Whatever the outcome of the election in May 2015, it appears highly unlikely that any future administration will reduce the resources available to HMRC or the present focus on minimising tax avoidance. There remain a number of other areas which will remain of interest. For example, the Public Accounts Committee (PAC) has recently published its follow-up report in relation to the role of large accountancy firms in assisting multi-national clients to avoid tax. That report concluded that HMRC ought to take urgent action to address the apparent widespread promotion of schemes to corporate clients by which profits would be diverted offshore to avoid the relevant tax. Whilst the media reports focused on the involvement of one 'Big Four' accountancy firm which was involved in such structures, the PAC was clear that its conclusions were "relevant to the tax advisory industry and its clients as a whole". See our article today on the 'Google tax' for the steps the Government is taking to address this issue and the likely impact on professional advisers.
There are continuing media reports about a number of different aspects of the tax avoidance frenzy, and the political parties have kept it firmly on the agenda for the forthcoming election; proposals were made by various members of the coalition government this week to introduce new proposals to bring in financial penalties for financial professionals that assist others to commit tax evasion or are involved in aggressive tax avoidance. The detail of the proposed measures is not yet known.

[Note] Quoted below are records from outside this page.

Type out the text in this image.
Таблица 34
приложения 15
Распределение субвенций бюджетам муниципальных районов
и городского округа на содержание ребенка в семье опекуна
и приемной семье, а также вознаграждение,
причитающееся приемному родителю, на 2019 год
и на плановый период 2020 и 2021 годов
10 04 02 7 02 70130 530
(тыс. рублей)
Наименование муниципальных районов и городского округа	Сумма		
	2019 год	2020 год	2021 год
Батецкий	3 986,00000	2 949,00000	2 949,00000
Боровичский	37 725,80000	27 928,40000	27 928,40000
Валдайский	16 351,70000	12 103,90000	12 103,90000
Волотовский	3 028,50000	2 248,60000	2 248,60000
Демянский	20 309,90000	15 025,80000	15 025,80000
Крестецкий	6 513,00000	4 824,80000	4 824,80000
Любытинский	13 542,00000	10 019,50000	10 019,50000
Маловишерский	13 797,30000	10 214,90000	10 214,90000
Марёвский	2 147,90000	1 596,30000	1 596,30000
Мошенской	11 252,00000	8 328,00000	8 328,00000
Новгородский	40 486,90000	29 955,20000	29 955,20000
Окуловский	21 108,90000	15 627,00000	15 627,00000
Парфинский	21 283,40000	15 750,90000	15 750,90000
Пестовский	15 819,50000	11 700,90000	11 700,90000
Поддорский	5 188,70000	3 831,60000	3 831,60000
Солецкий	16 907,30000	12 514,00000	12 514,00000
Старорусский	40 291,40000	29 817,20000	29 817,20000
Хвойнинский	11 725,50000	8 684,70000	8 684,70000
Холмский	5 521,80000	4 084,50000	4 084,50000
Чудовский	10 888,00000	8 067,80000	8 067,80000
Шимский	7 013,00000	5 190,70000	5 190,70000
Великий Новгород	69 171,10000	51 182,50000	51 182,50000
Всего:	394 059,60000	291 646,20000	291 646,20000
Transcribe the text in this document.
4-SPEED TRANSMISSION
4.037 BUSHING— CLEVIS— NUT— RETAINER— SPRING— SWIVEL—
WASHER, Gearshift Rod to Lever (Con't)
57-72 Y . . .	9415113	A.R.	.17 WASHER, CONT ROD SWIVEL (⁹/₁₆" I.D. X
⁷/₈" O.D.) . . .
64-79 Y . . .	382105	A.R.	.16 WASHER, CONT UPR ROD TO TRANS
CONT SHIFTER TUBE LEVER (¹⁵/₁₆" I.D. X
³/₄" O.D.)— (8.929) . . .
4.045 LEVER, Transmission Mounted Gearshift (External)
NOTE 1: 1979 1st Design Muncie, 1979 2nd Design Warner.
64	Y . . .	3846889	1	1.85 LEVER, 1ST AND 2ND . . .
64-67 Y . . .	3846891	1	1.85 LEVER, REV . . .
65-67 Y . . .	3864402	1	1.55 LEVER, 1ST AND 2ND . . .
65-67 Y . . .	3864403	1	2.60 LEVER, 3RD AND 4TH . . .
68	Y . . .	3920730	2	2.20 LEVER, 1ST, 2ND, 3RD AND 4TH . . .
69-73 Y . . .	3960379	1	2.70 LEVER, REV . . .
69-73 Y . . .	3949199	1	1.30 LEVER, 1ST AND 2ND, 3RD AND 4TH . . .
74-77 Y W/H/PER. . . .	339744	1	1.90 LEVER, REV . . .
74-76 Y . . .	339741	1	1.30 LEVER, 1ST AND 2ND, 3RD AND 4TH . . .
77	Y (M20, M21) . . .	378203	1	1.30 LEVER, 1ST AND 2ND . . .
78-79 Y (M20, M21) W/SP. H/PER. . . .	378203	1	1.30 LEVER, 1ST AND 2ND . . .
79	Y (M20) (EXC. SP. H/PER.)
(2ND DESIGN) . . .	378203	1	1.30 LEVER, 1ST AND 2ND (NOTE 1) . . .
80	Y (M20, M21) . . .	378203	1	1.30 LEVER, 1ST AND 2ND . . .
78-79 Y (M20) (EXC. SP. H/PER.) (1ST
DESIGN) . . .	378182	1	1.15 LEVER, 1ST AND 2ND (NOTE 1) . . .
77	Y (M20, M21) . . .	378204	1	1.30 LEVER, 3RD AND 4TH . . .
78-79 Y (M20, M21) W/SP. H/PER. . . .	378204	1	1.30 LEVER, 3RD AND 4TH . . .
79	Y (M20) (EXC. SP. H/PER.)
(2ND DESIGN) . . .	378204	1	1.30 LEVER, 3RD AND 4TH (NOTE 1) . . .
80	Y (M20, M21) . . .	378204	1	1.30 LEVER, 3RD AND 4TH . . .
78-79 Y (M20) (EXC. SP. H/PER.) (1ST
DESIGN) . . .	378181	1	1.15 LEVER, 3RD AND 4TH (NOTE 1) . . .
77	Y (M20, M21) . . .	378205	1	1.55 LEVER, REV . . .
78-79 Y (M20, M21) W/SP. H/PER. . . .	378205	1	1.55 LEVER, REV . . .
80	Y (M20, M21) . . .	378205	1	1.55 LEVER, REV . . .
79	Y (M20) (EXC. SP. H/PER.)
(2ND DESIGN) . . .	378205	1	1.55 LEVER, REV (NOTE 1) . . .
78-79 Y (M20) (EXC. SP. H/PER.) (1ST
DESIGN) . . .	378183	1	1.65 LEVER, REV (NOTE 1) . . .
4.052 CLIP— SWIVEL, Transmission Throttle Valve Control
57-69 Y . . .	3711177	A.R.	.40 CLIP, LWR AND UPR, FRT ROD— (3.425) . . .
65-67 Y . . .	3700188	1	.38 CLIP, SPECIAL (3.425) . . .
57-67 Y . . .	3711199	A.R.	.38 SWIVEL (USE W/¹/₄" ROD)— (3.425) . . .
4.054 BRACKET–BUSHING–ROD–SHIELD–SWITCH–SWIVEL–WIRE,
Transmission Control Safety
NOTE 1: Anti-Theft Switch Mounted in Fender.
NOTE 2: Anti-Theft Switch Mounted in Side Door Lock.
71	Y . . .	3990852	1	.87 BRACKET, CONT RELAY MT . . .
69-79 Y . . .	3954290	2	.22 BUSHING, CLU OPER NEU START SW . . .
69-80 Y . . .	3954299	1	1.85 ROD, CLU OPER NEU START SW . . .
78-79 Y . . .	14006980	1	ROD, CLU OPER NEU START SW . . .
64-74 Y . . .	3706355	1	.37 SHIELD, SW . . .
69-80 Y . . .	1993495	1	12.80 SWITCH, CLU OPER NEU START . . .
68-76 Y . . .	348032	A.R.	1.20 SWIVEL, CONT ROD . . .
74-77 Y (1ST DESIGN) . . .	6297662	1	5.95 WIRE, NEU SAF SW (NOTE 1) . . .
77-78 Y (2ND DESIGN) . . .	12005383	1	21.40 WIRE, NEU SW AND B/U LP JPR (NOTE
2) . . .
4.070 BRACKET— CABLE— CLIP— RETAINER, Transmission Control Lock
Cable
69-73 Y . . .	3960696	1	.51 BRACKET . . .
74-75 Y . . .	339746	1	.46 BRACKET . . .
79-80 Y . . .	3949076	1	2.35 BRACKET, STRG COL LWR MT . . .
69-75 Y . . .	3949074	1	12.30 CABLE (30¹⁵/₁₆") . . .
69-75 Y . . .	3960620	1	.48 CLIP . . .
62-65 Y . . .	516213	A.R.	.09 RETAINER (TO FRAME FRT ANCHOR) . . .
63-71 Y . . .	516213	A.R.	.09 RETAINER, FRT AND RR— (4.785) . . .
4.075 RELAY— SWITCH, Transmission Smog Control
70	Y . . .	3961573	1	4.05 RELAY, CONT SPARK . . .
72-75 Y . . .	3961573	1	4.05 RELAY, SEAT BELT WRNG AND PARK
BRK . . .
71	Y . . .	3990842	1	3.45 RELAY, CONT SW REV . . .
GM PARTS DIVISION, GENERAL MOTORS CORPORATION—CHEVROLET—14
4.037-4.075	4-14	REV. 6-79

The UK has a complex tax code. Whilst there are some calls for simplification of the rules, and removal of many reliefs, that largely remains a minority view. Furthermore, the lines between what is sensible tax planning and what is aggressive tax avoidance, and indeed those between tax avoidance and tax evasion, are becoming less distinct. Notwithstanding HMRC's tax avoidance campaign, in these circumstances those that are able to will continue to seek advice from professionals on minimising their tax liabilities. Accountants, financial advisers and their insurers will wish to keep a weather eye on the aspects of tax avoidance which are coming under scrutiny.